Iga Swiatek’s father competed in rowing for Poland at the 1988 Olympics in Seoul, South Korea, and grew up listening to his tales.
“I always remember my Dad saying stories,” she told the WTA website. “One of his experiences was when he was standing in line to get food and he was standing next to Steffi Graf and (Gabriela) Sabatini. So that was pretty cool.”
“It’s going to be nice playing with Poland on my T-shirt, but if I could win a medal, it would probably be the highlight of my career.”

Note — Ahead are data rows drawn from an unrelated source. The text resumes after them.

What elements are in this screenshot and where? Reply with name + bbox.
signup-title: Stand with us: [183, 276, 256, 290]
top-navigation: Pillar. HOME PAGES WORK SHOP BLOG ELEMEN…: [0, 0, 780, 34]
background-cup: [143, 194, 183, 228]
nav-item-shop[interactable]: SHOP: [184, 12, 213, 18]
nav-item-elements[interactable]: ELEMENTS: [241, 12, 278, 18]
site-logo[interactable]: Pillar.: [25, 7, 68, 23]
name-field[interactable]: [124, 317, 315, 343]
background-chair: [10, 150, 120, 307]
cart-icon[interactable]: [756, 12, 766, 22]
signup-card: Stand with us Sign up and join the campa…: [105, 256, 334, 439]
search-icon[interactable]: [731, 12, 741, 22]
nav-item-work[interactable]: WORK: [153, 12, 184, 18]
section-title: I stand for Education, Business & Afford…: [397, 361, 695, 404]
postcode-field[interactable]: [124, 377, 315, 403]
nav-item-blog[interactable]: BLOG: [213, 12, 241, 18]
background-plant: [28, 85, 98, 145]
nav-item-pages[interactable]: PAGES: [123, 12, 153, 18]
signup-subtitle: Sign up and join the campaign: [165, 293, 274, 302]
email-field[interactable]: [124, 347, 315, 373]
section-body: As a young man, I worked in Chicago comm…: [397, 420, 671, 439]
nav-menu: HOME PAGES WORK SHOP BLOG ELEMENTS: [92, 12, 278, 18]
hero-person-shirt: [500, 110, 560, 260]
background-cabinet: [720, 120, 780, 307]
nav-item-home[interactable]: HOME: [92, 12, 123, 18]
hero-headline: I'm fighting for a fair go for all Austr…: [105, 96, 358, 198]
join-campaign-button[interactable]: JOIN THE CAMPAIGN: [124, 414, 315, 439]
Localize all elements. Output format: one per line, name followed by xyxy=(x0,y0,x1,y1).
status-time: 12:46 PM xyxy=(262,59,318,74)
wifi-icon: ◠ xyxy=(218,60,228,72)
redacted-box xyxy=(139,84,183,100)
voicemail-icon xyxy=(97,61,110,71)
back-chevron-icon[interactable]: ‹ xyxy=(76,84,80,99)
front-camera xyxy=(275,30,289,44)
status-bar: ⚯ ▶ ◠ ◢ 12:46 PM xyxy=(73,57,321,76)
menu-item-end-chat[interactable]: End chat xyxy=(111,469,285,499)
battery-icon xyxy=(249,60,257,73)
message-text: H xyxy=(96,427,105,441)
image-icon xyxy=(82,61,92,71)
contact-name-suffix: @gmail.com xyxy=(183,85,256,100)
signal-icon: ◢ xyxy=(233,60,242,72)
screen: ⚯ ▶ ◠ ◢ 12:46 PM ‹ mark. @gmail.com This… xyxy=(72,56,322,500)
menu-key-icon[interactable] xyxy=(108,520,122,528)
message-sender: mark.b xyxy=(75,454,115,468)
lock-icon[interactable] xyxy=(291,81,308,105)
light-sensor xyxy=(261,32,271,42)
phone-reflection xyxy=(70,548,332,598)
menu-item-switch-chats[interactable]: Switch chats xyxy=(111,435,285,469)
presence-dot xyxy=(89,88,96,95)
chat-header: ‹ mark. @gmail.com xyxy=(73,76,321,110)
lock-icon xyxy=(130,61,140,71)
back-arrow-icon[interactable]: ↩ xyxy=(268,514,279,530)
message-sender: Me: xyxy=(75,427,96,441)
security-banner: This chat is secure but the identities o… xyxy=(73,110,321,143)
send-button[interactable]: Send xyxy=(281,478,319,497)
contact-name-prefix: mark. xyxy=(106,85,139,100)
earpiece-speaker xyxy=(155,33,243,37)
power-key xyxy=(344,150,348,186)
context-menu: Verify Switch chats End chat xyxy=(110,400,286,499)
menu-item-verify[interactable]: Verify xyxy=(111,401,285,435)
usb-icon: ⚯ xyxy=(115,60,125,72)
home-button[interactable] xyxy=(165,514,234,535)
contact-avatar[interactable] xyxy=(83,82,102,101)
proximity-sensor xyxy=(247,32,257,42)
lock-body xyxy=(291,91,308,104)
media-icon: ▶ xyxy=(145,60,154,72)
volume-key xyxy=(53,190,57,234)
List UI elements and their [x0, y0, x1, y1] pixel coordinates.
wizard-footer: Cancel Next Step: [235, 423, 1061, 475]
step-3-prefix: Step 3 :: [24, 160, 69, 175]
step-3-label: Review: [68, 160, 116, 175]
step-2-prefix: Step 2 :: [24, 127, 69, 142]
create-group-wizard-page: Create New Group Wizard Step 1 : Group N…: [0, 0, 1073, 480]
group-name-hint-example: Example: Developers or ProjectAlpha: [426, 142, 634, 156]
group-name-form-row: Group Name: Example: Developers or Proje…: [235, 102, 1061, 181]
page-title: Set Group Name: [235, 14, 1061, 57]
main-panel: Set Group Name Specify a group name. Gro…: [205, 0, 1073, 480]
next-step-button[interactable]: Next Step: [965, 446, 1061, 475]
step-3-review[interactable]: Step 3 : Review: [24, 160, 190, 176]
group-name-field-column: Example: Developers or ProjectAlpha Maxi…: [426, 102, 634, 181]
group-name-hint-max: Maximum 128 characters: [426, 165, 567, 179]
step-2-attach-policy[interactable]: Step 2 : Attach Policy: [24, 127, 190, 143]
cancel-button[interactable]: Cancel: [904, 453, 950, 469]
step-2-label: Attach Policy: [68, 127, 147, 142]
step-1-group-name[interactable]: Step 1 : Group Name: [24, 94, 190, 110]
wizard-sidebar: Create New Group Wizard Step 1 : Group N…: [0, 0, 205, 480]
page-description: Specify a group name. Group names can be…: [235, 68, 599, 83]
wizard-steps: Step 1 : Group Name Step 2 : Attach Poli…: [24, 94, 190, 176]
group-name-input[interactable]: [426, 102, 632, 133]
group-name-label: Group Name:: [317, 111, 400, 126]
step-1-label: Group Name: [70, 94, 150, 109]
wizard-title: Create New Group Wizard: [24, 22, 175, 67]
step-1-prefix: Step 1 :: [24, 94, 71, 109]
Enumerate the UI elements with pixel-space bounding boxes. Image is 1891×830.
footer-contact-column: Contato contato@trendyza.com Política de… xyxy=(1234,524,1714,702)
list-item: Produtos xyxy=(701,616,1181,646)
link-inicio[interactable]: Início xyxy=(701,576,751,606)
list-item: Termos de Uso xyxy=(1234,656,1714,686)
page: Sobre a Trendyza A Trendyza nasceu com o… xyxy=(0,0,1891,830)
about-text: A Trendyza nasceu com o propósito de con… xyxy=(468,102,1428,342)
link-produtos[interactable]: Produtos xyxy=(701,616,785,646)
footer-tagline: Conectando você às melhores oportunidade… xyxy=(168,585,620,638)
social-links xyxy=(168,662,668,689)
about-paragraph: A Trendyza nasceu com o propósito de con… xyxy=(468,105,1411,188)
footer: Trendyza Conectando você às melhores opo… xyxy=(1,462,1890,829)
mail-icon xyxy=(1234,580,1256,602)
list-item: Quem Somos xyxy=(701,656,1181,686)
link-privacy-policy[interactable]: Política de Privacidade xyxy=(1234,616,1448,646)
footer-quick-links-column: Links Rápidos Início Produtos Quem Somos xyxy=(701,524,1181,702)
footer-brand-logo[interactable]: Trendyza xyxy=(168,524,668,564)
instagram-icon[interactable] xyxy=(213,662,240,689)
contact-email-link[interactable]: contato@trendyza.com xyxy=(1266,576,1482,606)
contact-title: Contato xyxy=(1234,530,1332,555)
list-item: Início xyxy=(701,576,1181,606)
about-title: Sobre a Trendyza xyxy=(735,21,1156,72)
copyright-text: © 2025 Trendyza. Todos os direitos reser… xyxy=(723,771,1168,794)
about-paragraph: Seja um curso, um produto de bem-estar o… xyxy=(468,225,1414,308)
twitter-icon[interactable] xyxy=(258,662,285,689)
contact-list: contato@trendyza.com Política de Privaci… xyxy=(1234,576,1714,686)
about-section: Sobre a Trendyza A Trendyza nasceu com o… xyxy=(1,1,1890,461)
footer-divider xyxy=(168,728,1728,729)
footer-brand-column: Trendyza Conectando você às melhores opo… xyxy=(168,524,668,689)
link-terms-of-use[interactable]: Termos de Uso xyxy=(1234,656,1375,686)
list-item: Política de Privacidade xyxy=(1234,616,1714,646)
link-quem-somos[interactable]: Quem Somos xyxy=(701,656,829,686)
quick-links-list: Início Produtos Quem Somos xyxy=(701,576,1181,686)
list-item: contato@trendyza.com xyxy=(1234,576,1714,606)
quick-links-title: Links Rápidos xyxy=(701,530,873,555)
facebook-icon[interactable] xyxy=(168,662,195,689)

Top players focused on winning medals in Tokyo
Elina Svitolina, who will try to win a medal for Ukraine, told ITF World why she was so focused on the Games. “For my country, Olympics is a big thing,” she said. “They really support you unbelievably when the athletes are competing in the Olympics, so it’s very special for Ukraine and I definitely will do my best to prepare to get that medal.”
Women’s No 3 Aryna Sabalenka is the leading hope for Belarus, and knows what success would mean. “I’m really happy to represent my country, my people and I want to do everything I can to make sure that Belarus is proud of me,” she told ITF World. “I want to represent my country as strong people who can fight through everything.”
“I’m looking forward for the Games, for the fight, for representing my country,” she added. “This is something unbelievable.”
Tennis players’ importance to their countries should also not be underestimated. Four carried their country’s flag at the opening ceremony in Tokyo; Petra Kvitova for the Czech Republic, Ostapenko for Latvia, Veronica Cepede Royg for Paraguay, and Yen-hsun Lu for Taiwan.
It is not just the former Communist countries who hold the Olympics up as a beacon. The traditional Olympic countries – Greece (the original hosts), Great Britain, France, Germany, Australia and the United States (tennis-aside) all invest heavily in Olympic sports.
Women’s world No 1 Ashleigh Barty, for one, can’t wait, and knows how much the Olympics mean to people back home.
“I think representing your country is the highest honour,” she told ITF World. “You’re playing for something bigger than yourself; you’re playing to make people proud, and that’s not just with the results, that’s with the attitude.”